You’d be doing to the monopoly what I watched the monopoly do to people, except you’d be doing it with arithmetic instead of a wrapper. ”

“Slower,” I said. “And nobody dies of it.”

“Slower,” she agreed. “And nobody dies of it.” She said it like a clause she was reading back to confirm she’d transcribed it right.

◆ ◆ ◆

She stood. She squared the slate case under her arm, and for a moment I thought she was going to give me the don’t decide today again and walk back down the corridor.

She didn’t.

“I’ll stay,” she said. “Through the build. Long enough to teach you which filings draw the eye and which ones bore the clerk to sleep, because you’ll need both and you only know the chemistry.

You’re going to make beautiful yields and file them like a man who’s never read a register, and the second part will get your shops removed faster than the first part saves them.

” She let that sit, then added the rest of it, precise, fencing it: “As a consultant. Not a follower. I left one order because I couldn’t unsee a recipe.

I’m not joining another because a man in a valley said a clever thing about samples.

I’ll teach you the procedure. What you build on it is yours to be wrong about.

The day this starts looking like the thing I left, I’m down the corridor and you won’t see me. ”

“Consultant,” I said. “Understood. I’ll pay in chemistry. You want the unfloored tables, you’ll have every one I work out.”

Something in her almost moved at that, the unfloored tables offered like wages, and didn’t quite. “That’s a fair rate,” was all she said, and went to find Qiu, because the two of them had a registry to argue about and a long afternoon to argue it in.

I stood alone with the document and the bare worktable and let the realization settle that I hadn’t let myself notice while she was watching.

I’d come into this morning thinking of her as a witness. Someone who’d seen the machine and could describe it. A source, the way I’d think of a reference text, valuable for what it held and otherwise inert.

She wasn’t a source. She was the machine’s own auditor, trained for eleven years to find the variance and forward it upward to the desk that doesn’t write back.

Every instinct she had was built to serve that desk.

And I’d just spent a morning aiming all of it the other way.

I hadn’t argued her out of anything. I hadn’t won her.

I’d handed her a sample so large her own arithmetic couldn’t help but conclude the assay had to be defeated by drowning it.

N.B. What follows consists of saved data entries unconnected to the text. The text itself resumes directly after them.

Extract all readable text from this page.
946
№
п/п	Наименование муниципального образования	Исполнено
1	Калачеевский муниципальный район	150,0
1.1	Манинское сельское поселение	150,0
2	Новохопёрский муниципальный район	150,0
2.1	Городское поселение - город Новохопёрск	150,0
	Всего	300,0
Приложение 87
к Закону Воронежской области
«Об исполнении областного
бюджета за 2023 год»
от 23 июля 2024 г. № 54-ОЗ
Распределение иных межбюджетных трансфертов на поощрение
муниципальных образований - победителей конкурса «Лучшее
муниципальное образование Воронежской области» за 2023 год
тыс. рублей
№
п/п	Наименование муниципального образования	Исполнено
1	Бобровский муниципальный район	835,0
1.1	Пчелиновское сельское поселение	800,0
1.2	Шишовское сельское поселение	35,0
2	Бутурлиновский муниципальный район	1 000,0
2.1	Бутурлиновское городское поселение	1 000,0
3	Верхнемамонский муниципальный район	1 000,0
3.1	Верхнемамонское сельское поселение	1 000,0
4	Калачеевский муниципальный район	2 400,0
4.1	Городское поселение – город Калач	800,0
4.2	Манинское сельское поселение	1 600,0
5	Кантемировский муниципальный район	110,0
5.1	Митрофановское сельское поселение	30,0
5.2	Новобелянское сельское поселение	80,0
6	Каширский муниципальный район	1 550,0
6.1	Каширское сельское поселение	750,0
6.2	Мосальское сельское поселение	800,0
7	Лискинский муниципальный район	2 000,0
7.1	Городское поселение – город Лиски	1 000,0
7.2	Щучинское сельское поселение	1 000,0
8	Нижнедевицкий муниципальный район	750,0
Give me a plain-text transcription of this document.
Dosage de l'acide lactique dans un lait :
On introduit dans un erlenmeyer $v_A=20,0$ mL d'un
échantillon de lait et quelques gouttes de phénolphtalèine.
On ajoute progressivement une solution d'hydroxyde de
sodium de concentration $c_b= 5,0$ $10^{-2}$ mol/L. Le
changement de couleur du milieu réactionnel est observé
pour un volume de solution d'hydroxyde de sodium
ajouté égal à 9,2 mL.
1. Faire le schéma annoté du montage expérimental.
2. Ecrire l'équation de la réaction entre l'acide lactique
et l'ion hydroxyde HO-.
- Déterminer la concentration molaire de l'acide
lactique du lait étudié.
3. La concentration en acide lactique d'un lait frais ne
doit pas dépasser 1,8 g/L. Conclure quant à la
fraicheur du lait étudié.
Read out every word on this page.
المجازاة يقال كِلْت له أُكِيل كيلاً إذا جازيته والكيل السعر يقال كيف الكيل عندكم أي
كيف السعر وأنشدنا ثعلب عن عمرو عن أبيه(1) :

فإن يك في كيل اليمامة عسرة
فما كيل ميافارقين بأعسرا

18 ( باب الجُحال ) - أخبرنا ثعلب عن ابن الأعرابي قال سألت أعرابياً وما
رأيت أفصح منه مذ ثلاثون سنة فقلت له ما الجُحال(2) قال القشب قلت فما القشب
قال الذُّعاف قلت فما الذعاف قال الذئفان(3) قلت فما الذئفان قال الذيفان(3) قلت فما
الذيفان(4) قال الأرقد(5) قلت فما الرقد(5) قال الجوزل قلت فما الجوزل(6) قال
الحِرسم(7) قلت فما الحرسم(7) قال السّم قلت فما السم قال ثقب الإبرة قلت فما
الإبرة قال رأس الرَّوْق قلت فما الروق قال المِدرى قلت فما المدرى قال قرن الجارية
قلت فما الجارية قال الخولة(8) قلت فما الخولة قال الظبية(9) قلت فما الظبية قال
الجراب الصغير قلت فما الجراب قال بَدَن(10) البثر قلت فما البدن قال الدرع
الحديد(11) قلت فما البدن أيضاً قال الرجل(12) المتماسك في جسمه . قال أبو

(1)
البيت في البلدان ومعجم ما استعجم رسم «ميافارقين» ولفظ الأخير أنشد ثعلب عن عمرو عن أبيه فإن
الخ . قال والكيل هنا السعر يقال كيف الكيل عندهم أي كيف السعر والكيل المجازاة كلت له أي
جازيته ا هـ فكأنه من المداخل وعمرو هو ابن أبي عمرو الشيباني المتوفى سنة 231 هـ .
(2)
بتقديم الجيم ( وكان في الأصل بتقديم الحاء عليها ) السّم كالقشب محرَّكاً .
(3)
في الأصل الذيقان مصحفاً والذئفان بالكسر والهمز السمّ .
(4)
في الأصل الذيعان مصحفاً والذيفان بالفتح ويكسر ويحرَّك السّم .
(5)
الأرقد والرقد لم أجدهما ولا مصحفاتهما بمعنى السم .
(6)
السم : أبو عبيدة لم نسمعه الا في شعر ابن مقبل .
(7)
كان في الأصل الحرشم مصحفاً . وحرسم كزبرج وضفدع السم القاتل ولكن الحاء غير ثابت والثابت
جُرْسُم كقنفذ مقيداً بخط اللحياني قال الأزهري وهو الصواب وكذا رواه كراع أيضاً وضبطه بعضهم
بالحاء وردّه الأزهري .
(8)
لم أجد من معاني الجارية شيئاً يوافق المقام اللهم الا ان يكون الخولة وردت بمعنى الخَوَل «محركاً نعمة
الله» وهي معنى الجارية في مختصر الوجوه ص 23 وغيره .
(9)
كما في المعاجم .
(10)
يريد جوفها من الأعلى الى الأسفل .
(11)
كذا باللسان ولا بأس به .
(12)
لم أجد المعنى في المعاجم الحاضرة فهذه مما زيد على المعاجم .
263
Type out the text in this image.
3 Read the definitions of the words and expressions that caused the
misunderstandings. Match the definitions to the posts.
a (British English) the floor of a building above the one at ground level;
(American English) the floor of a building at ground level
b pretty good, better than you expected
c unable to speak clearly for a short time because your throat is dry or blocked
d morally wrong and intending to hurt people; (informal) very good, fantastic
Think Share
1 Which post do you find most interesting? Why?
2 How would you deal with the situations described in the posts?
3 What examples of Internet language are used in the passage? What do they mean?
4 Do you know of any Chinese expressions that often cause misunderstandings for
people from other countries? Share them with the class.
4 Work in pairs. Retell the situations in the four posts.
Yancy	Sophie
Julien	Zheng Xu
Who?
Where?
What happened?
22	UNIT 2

I squared the cut-cornered document under its vial, the scissor-lines flush to the table edge where she’d want them, and left it there for her to find when she came back.

I didn’t recruit the Pavilion’s auditor.

The thought arrived dry and entirely certain, the chemist’s certainty, the kind you get when the titration ends exactly where the math said it would.

I just gave her a number she couldn’t unfoot, and let her audit her way to my side of the table.